PlopSofa · 20/10/2024 13:07

So do you fake orgasm? How does he know you’re satisfied or not?

username3678 · 20/10/2024 13:07

It comes across as a control issue. He has sex when he chooses and humiliates you with rejection. He also has sex on his terms.

You shouldn't have to draw a diagram for your lover , he should want you to enjoy sex. Many men take pride in pleasing their partner.

It comes across as very passive aggressive to skip out on plans to stay home and masturbate.

PlopSofa · 20/10/2024 13:11

Imagine if it was the other way around. When he wanted sex with you 9/10 you rejected him and went off to have a shag by yourself courtesy of Google. And he knew this and still continued to throw himself at you.

What then?

SaraSosej · 20/10/2024 13:15

Notsomarryfloppins · 20/10/2024 12:51

This issue has been raised a number of times before but then we have sex a few times, and I think, 'oh ok, I can live with this'

Yesterday has piswed me off more because it feels like he manufactured a situation so he could be alone to wank.
This morning I have told him that I'm done, how many times should I feel like shit?
But I don't know where to go from here. Do I really end my marriage over sex? Or do I chose to just not enter into that part of the marriage?

It’s not just about sex though. He didn’t want to come out and spend time with you so he could be alone to wank. You’re not a priority if he values porn time over real life.

wheelywheelynice · 20/10/2024 13:29

Notsomarryfloppins · 20/10/2024 13:00

No, we haven't.
I am really bad at communicating my needs. I feel stupid and embarrassed

You need https://start.omgyes.com/join?gad_source=1

Kingoftheroad · 20/10/2024 13:37

Other than this it sounds like a really good marriage and he’s a good guy.

I would have a frank conversation, tell him exactly how this is making you feel and what you need. I know you feel embarrassed but its a necessity at this stage. Ban the porn firstly it’s contributing to this.

The next steps up to you. In my opinion it’s not worth throwing a way a good marriage for.

Pigeonqueen · 20/10/2024 13:46

How old is he? Has he always been like this? Having a sneaky wank to some porn is completely different in terms of the physical energy levels required to actually have sex with someone else. Maybe he’s just physically not up for it as much? I have found as I’m getting older and have health issues dh and I don’t have the energy for sex as much as we used to - it’s a bit like going out for a run!

Suddenfeelingofsadness · 20/10/2024 13:47

Could you suggest watching female directed, female production company owned porn together? It's great. You see it from a female perspective and it's very realistic (as in women don't cum instantly and they show a lot of foreplay). It'll show him what he should be doing!

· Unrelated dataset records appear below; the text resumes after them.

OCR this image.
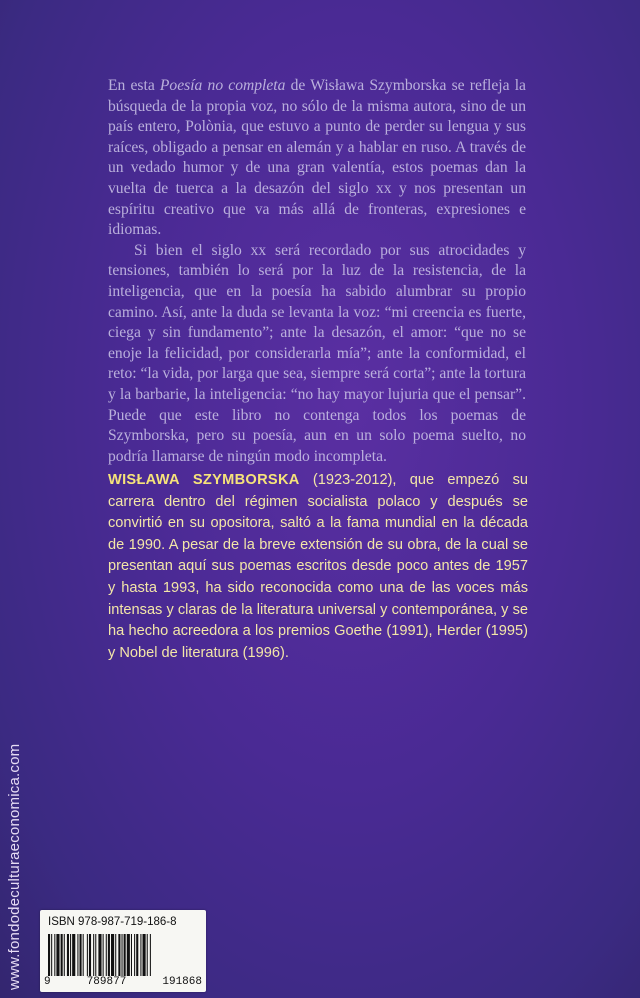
En esta Poesía no completa de Wisława Szymborska se refleja la búsqueda de la propia voz, no sólo de la misma autora, sino de un país entero, Polònia, que estuvo a punto de perder su lengua y sus raíces, obligado a pensar en alemán y a hablar en ruso. A través de un vedado humor y de una gran valentía, estos poemas dan la vuelta de tuerca a la desazón del siglo xx y nos presentan un espíritu creativo que va más allá de fronteras, expresiones e idiomas.

Si bien el siglo xx será recordado por sus atrocidades y tensiones, también lo será por la luz de la resistencia, de la inteligencia, que en la poesía ha sabido alumbrar su propio camino. Así, ante la duda se levanta la voz: “mi creencia es fuerte, ciega y sin fundamento”; ante la desazón, el amor: “que no se enoje la felicidad, por considerarla mía”; ante la conformidad, el reto: “la vida, por larga que sea, siempre será corta”; ante la tortura y la barbarie, la inteligencia: “no hay mayor lujuria que el pensar”. Puede que este libro no contenga todos los poemas de Szymborska, pero su poesía, aun en un solo poema suelto, no podría llamarse de ningún modo incompleta.

WISŁAWA SZYMBORSKA (1923-2012), que empezó su carrera dentro del régimen socialista polaco y después se convirtió en su opositora, saltó a la fama mundial en la década de 1990. A pesar de la breve extensión de su obra, de la cual se presentan aquí sus poemas escritos desde poco antes de 1957 y hasta 1993, ha sido reconocida como una de las voces más intensas y claras de la literatura universal y contemporánea, y se ha hecho acreedora a los premios Goethe (1991), Herder (1995) y Nobel de literatura (1996).
www.fondodeculturaeconomica.com ISBN 978-987-719-186-8
9	789877	191868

JustForTheTasteOfItDC · 20/10/2024 13:51

I agree with @Thefirstdance

He clearly still has some sex drive, so it’s not as if he has zero libido, but the issue is he’s choosing not to be intimate with you and instead resorting to porn.

I wonder if he feels quite inadequate as a sexual man - not being able to pleasure you, not lasting long, having a partner with a higher drive. All a bit humiliating, really. Of course the draw of porn is that you can be sexual without feeling that same inadequacy, you never let anyone down. I suspect that’s why he is choosing porn over an actual sexual experience. That and also in attachment terms I wonder if he has an avoidant attachment and your pursuing him sexually (not that you are doing anything wrong in that - it’s perfectly normal to want to have a sexual relationship with your partner) pushes him into an even more avoidant position.

This dynamic has been going on for 20 years - there won’t be a quick fix. If he is willing to go to couple counselling or sex therapy then I think there can still be hope if the rest of the relationship is good. But if he won’t commit to that or really work to understand the impact on you, then that’s time to leave.